Combatting the novel coronavirus is a nearly overwhelming challenge because of the deadly ferocity of the disease, the velocity of its spread, and our limited knowledge in countering both severity and proliferation.
But dealing with “the very significant losses of life” caused by a major disruption of the economy is a different matter. The challenge of severity and proliferation in this realm are well within our power to counter. Indeed, the very increases in mortality that Navarro listed – suicide, overdose, alcohol poisoning, liver disease, lung cancer, and poor diet – have already been sharply on the rise in the US in recent years.
There are many tools available to stop businesses from laying off workers, to ensure that people who can neither manage rent nor mortgage payments stay in their homes, to provide healthcare without financially burdening patients, to relieve individuals and families burdened by debt, to protect vulnerable workers and the communities in which they live…the list goes on.

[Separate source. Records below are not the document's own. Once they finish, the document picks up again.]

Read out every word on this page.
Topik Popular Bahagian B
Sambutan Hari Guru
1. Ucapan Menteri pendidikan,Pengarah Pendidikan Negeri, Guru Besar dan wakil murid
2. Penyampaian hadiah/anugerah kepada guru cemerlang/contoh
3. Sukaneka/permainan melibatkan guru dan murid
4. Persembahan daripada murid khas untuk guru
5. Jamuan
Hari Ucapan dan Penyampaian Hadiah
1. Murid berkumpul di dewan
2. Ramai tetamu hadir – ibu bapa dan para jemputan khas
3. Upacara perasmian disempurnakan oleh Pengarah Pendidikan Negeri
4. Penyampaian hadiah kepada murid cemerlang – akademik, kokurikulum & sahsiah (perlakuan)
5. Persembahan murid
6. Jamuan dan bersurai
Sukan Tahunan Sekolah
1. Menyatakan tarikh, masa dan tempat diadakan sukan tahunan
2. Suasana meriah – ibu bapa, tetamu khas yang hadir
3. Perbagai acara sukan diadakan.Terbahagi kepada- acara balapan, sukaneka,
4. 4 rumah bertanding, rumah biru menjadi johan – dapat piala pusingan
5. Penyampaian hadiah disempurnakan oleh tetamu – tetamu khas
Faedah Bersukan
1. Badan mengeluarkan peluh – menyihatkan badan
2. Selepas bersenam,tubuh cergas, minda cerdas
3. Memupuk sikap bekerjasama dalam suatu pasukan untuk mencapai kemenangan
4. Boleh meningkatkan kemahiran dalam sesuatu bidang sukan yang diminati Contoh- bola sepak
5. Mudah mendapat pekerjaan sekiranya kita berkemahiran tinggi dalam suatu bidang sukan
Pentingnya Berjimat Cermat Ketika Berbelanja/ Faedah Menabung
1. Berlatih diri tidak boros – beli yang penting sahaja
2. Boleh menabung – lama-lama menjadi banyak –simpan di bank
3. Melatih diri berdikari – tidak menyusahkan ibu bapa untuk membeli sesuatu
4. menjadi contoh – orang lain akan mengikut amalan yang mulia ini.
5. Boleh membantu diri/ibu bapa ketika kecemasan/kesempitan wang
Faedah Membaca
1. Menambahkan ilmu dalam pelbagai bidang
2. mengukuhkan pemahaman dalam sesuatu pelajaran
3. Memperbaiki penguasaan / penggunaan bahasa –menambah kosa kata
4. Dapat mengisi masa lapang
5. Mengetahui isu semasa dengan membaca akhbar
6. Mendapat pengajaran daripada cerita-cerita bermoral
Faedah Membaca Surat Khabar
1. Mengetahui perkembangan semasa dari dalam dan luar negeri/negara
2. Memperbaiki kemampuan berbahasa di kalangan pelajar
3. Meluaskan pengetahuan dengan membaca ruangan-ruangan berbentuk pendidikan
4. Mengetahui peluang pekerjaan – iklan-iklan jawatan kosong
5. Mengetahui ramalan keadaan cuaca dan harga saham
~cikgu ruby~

The Trump administration, the Republican Party in Congress, and the Federal Reserve have mostly gone the other direction, hoping to keep current wealth stratifications in place, protect the rich from economic harm, and ensure that worker power is in no way strengthened by the crisis. Biden, meanwhile, has had almost nothing to say about the brutality of the economic picture beyond offering a kinder and gentler rollout plan for a re-opened economy.

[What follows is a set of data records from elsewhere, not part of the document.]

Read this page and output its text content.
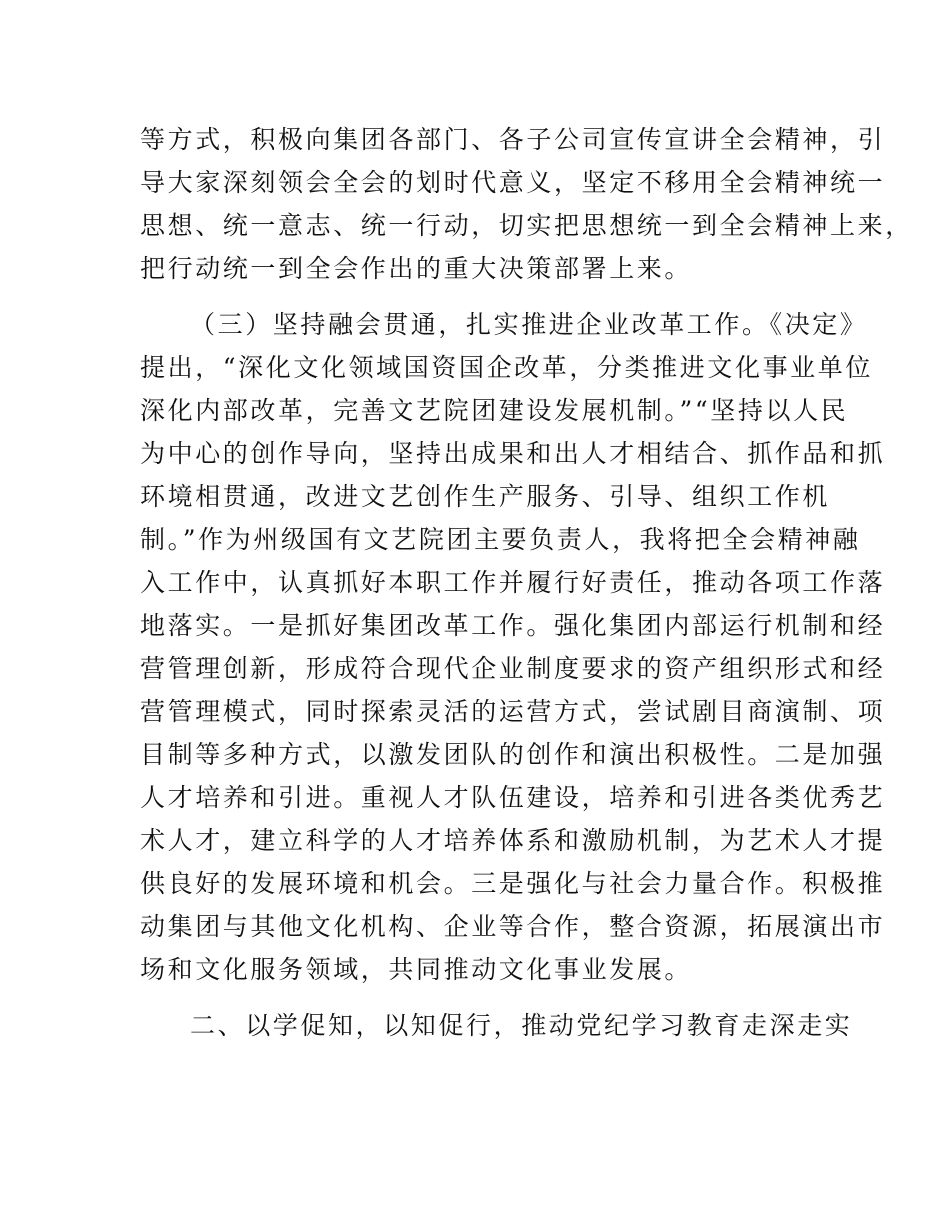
等方式，积极向集团各部门、各子公司宣传宣讲全会精神，引
导大家深刻领会全会的划时代意义，坚定不移用全会精神统一
思想、统一意志、统一行动，切实把思想统一到全会精神上来，
把行动统一到全会作出的重大决策部署上来。
（三）坚持融会贯通，扎实推进企业改革工作。《决定》
提出，“深化文化领域国资国企改革，分类推进文化事业单位
深化内部改革，完善文艺院团建设发展机制。”“坚持以人民
为中心的创作导向，坚持出成果和出人才相结合、抓作品和抓
环境相贯通，改进文艺创作生产服务、引导、组织工作机
制。”作为州级国有文艺院团主要负责人，我将把全会精神融
入工作中，认真抓好本职工作并履行好责任，推动各项工作落
地落实。一是抓好集团改革工作。强化集团内部运行机制和经
营管理创新，形成符合现代企业制度要求的资产组织形式和经
营管理模式，同时探索灵活的运营方式，尝试剧目商演制、项
目制等多种方式，以激发团队的创作和演出积极性。二是加强
人才培养和引进。重视人才队伍建设，培养和引进各类优秀艺
术人才，建立科学的人才培养体系和激励机制，为艺术人才提
供良好的发展环境和机会。三是强化与社会力量合作。积极推
动集团与其他文化机构、企业等合作，整合资源，拓展演出市
场和文化服务领域，共同推动文化事业发展。
二、以学促知，以知促行，推动党纪学习教育走深走实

Unlike finding a ready treatment or vaccine for Covid 19, we know how to confront inequality. Doing so, however, requires a fundamental reorientation of the economy and a basic shift in political power. In the absence of a coherent political demand for fundamental change, dispersed workplace and community resistance has nevertheless grown in recent weeks. And organizations have begun to both chronicle the structural harms – which differ not only by class, but very starkly by race as well – of the pandemic and are pressing for more urgent and thoroughgoing responses.
The African American Policy Forum, for instance, has been holding an extraordinary series of weekly public webinars called Under the Blacklight, bringing together migrant labor activists, restaurant worker organizers, civil rights veterans, environmentalists, journalists, public health professionals and others to explore the social dimensions of the crisis and to think through collective responses. Such discussions are invaluable right now as we are granted the obligation and opportunity to re-imagine the world anew.